Le réchauffement climatique a-t-il un impact sur le moustique tigre et sa proligération en France ?
"Avec l’apparition du moustique tigre il faut y associer aussi le changement climatique. Les fortes chaleurs et l’humidité dans les maisons. Le moustique tigre, comme tous les insectes, est sensible à la température car ce sont des organismes à sang froid incapables de réguler leur température corporelle. Ils vont se déplacer en fonction de la température et donc étendre leur aire de distribution. Enfin, il faut dire qu'avec les insecticides, on va être au pied du mur à l'avenir. Tous les moustiques sont maintenant résistants à tous les insecticides et la recherche doit anticiper ce problème".

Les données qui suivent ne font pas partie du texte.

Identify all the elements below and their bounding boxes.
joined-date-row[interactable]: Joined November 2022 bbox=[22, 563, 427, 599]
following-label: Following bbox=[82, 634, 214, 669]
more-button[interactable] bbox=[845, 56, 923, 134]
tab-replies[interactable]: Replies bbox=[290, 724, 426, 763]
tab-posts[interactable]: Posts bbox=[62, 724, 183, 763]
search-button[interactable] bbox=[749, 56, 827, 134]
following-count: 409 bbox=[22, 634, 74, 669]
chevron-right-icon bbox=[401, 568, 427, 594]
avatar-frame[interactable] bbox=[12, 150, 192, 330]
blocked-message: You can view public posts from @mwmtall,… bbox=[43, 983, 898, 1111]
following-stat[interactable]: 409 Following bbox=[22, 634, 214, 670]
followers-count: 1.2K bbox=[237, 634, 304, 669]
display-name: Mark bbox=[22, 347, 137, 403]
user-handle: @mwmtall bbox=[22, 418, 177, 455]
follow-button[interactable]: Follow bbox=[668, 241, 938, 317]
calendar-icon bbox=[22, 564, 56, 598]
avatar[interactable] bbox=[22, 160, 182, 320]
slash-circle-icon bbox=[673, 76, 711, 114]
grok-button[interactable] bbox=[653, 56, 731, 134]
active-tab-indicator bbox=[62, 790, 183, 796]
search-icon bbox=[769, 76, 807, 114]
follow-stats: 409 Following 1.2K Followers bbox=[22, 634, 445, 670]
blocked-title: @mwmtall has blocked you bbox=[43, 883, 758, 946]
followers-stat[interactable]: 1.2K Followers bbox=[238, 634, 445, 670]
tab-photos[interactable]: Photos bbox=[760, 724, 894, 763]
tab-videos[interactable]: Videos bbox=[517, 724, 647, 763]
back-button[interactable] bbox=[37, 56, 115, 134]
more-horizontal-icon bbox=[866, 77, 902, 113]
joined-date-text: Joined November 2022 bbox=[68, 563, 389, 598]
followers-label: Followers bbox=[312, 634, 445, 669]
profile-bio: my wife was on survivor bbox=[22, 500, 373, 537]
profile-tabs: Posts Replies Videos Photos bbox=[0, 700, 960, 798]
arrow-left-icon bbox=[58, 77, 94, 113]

Actuellement, il n’existe aucun vaccin contre ces maladies. Comment se protéger ?
"Dans un premier temps il faut éviter les eaux stagnantes, les petits contenus d’eau. Il faut aussi éviter de s’exposer aux moustiques tôt le matin et le soir car c’est à l’intérieur des maisons où il fait bon qu'ils se trouvent. Il faut se protéger avec des vêtements amples et des moustiquaires aux fenêtres. Pour lutter contre ces maladies, on a recours aux insecticides qui vont diminuer les densités de moustiques et ainsi limiter le risque d’être infecté par un virus dont ils sont les vecteurs. Mais les moustiques ont développé des résistances aux insecticides et la recherche doit participer à trouver des méthodes alternatives de lutte anti-vectorielle. C'est la femelle du moustique tigre qui est dangereuse pour l’homme quand elle le pique. Elle est vectrice de certains virus provoquant des maladies telles que la dengue, le chikungunya où le Zika".
Il est compétent pour la dengue, pour le Zika et le chikungunya. Cette liste va s’allonger. Nous avons pu nous rendre compte qu’il était capable de transmettre plus de 26 virus différents, et c’est vraiment beaucoup.
Anna-Bella Failloux, spécialiste du moustique tigre.
C’est en 2004 que les autorités sanitaires ont repéré sa présence pour la première fois en France dans le département des Alpes-Maritimes. Selon selon le ministère de la Santé et de la Prévention et la carte régulièrement mise à jour, sa présence est désormais établie dans plus de 71 départements.